Alfred Hitchcock a déjà dit que «le crime n’a rien d’extraordinaire en soi, ce qui me fascine ce sont les détails de ce crime». C’est ce qui fascine aussi Raymond Ouimet, chroniqueur en histoire et auteur de Tuxedo Kid, un dossier criminel bien documenté sur Léo-Rhéal Bertrand (1913-1953), un bel homme gentil, prévenant, bien éduqué et… assassin d’au moins une de ses deux épouses.
Léo-Rhéal Bertrand reçoit le surnom Tuxedo Kid parce qu’il se présente en cour comme s’il participait au plus chic gala de la haute société. Ce Québécois frappe par sa beauté, son charisme, ses talents musicaux et sa débrouillardise. Il jure cependant dans le décor familial en raison de sa paresse et de ses mensonges. L’auteur écrit que Bertrand est «menteur comme un soutien-gorge» ou «menteur à mille-feuilles».

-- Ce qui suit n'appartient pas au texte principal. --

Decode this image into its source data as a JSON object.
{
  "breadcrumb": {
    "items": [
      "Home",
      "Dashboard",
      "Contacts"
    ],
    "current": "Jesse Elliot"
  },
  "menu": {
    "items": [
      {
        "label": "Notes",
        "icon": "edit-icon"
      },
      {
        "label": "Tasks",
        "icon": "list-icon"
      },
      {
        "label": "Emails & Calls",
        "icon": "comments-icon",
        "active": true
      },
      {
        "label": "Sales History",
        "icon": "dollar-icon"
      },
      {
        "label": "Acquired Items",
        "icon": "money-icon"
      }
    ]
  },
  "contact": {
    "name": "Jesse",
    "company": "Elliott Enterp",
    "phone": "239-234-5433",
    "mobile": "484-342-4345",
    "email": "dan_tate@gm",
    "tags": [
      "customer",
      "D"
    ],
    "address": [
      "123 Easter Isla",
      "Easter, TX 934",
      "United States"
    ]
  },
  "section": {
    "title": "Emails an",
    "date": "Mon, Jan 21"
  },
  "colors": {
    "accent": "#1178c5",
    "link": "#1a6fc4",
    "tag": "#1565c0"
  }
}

Voleur de moutons dans sa jeunesse, avorteur amateur à Ottawa-Hull, auteur d’un hold-up raté en banlieue d’Ottawa, Bertrand se marie pour faire de l’argent, soit via la police d’assurance-vie de sa première épouse, soit via un partage des biens considérables de sa seconde épouse. Reste juste à les envoyer ad patres!
Dans ce récit d’une affaire criminelle très médiatisée dans les années 1930 et 1950, Raymond Ouimet fournit plein de renseignements sur les enquêtes policières de l’époque, les cours de justice, les pénitenciers de Kingston et de Montréal. Comme le Tuxedo Kid a vécu à Ottawa au début des années 1930, Ouimet nous apprend que le détective Jean Tissot y a mené une campagne antisémite et qu’il était alors appuyé par l’Ordre de Jacques-Cartier.

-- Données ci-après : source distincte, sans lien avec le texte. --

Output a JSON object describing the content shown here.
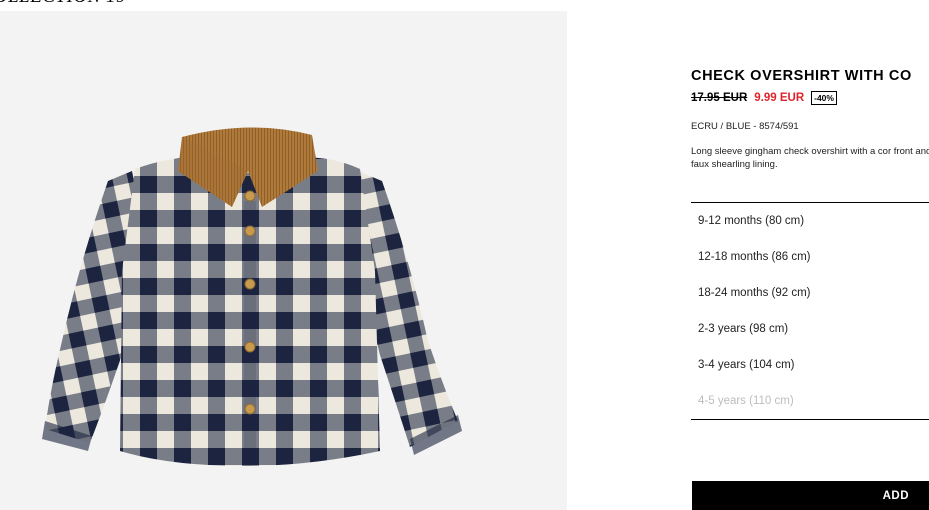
{
  "collection_heading": "OLLECTION 19",
  "product": {
    "title": "CHECK OVERSHIRT WITH CO",
    "old_price": "17.95 EUR",
    "new_price": "9.99 EUR",
    "discount": "-40%",
    "color_ref": "ECRU / BLUE - 8574/591",
    "description": "Long sleeve gingham check overshirt with a cor front and faux shearling lining.",
    "image_icon": "checked-shirt-image"
  },
  "sizes": [
    {
      "label": "9-12 months (80 cm)",
      "available": true
    },
    {
      "label": "12-18 months (86 cm)",
      "available": true
    },
    {
      "label": "18-24 months (92 cm)",
      "available": true
    },
    {
      "label": "2-3 years (98 cm)",
      "available": true
    },
    {
      "label": "3-4 years (104 cm)",
      "available": true
    },
    {
      "label": "4-5 years (110 cm)",
      "available": false
    }
  ],
  "add_button_label": "ADD",
  "colors": {
    "sale_price": "#e0232b",
    "check_navy": "#1c2440",
    "check_ecru": "#ece8dd",
    "collar_corduroy": "#b07a3a",
    "unavailable_size": "#bdbdbd"
  }
}
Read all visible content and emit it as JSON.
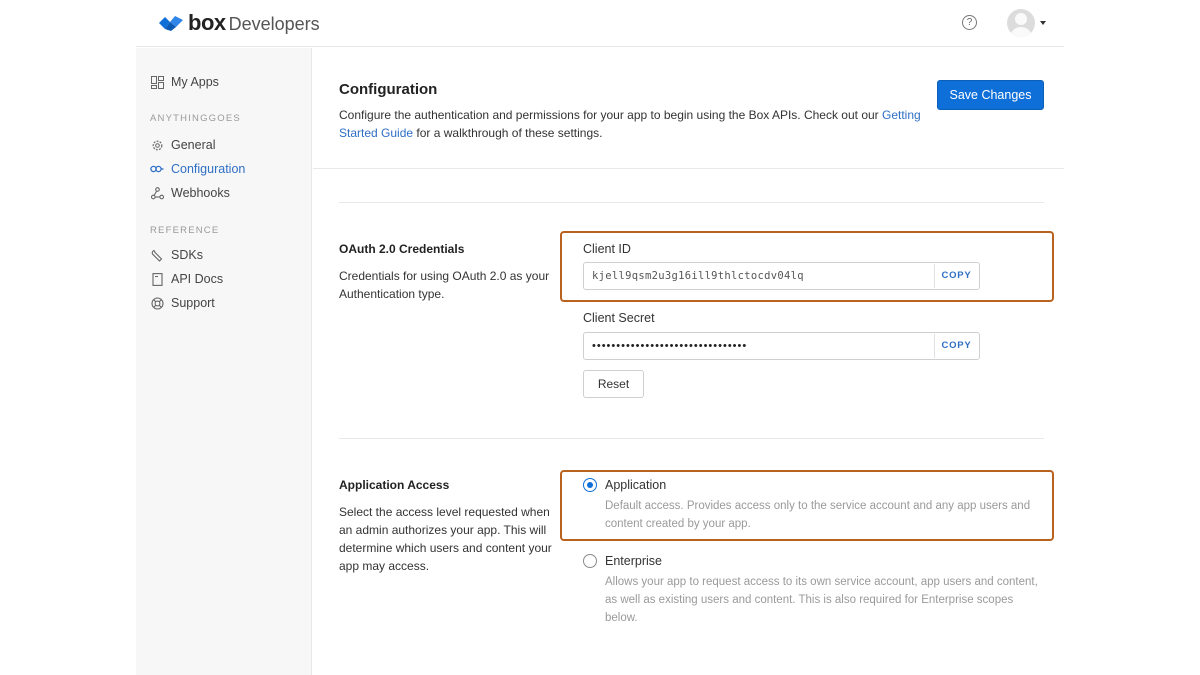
{
  "header": {
    "logo_word": "box",
    "logo_suffix": "Developers",
    "help_glyph": "?",
    "help_icon": "help-circle-icon",
    "avatar_icon": "user-avatar-icon"
  },
  "sidebar": {
    "my_apps": {
      "label": "My Apps",
      "icon": "grid-icon"
    },
    "section_app": "ANYTHINGGOES",
    "app_items": [
      {
        "label": "General",
        "icon": "gear-icon",
        "active": false
      },
      {
        "label": "Configuration",
        "icon": "key-icon",
        "active": true
      },
      {
        "label": "Webhooks",
        "icon": "webhook-icon",
        "active": false
      }
    ],
    "section_reference": "REFERENCE",
    "reference_items": [
      {
        "label": "SDKs",
        "icon": "wrench-icon"
      },
      {
        "label": "API Docs",
        "icon": "document-icon"
      },
      {
        "label": "Support",
        "icon": "lifebuoy-icon"
      }
    ]
  },
  "main": {
    "title": "Configuration",
    "description_before_link": "Configure the authentication and permissions for your app to begin using the Box APIs. Check out our ",
    "description_link": "Getting Started Guide",
    "description_after_link": " for a walkthrough of these settings.",
    "save_button": "Save Changes"
  },
  "oauth": {
    "title": "OAuth 2.0 Credentials",
    "description": "Credentials for using OAuth 2.0 as your Authentication type.",
    "client_id_label": "Client ID",
    "client_id_value": "kjell9qsm2u3g16ill9thlctocdv04lq",
    "client_secret_label": "Client Secret",
    "client_secret_value": "••••••••••••••••••••••••••••••••",
    "copy_label": "COPY",
    "reset_button": "Reset"
  },
  "access": {
    "title": "Application Access",
    "description": "Select the access level requested when an admin authorizes your app. This will determine which users and content your app may access.",
    "options": [
      {
        "label": "Application",
        "description": "Default access. Provides access only to the service account and any app users and content created by your app.",
        "selected": true
      },
      {
        "label": "Enterprise",
        "description": "Allows your app to request access to its own service account, app users and content, as well as existing users and content. This is also required for Enterprise scopes below.",
        "selected": false
      }
    ]
  },
  "colors": {
    "accent": "#0f6fd8",
    "link": "#2f6fc5",
    "highlight_border": "#b9621f",
    "sidebar_bg": "#f7f7f7"
  }
}
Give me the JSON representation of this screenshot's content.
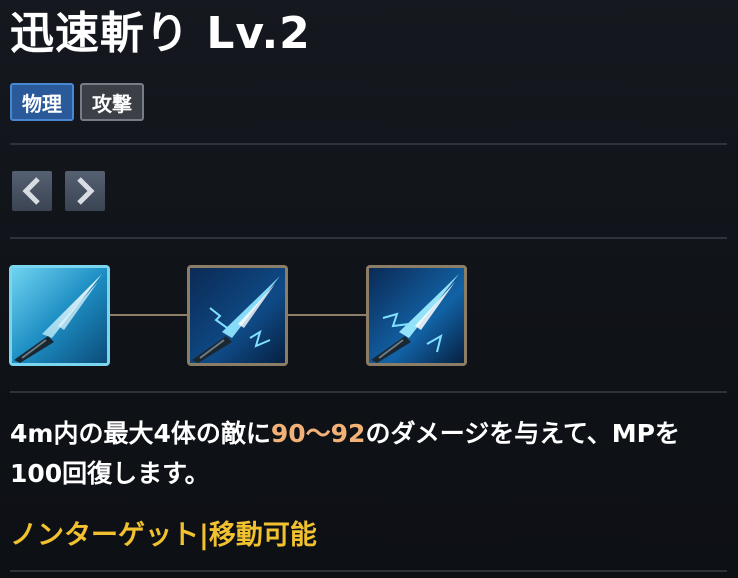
{
  "skill": {
    "title": "迅速斬り Lv.2",
    "tags": [
      "物理",
      "攻撃"
    ]
  },
  "navigation": {
    "prev_icon": "chevron-left-icon",
    "next_icon": "chevron-right-icon"
  },
  "levels": [
    {
      "level": 1,
      "state": "selected"
    },
    {
      "level": 2,
      "state": "normal"
    },
    {
      "level": 3,
      "state": "normal"
    }
  ],
  "description": {
    "before": "4m内の最大4体の敵に",
    "highlight": "90～92",
    "after": "のダメージを与えて、MPを100回復します。"
  },
  "footer": {
    "text": "ノンターゲット|移動可能"
  },
  "colors": {
    "highlight": "#f2b277",
    "footer": "#f2c12f",
    "tag_physical": "#2a5a9a",
    "tag_attack": "#3c4046",
    "selected_border": "#7ad6ee",
    "normal_border": "#8c7d66"
  }
}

En dix-neuf années, le Tuxedo Kid «a subi pas moins de cinq procès, dont quatre pour meurtre, et a obtenu cinq sursis». Il a bénéficié d’un adage selon lequel il vaut mieux avoir un coupable en liberté qu’un innocent en prison. Mais il y a une limite à la présomption d’innocence, limite que Léo-Rhéal Bertrand franchit en 1951.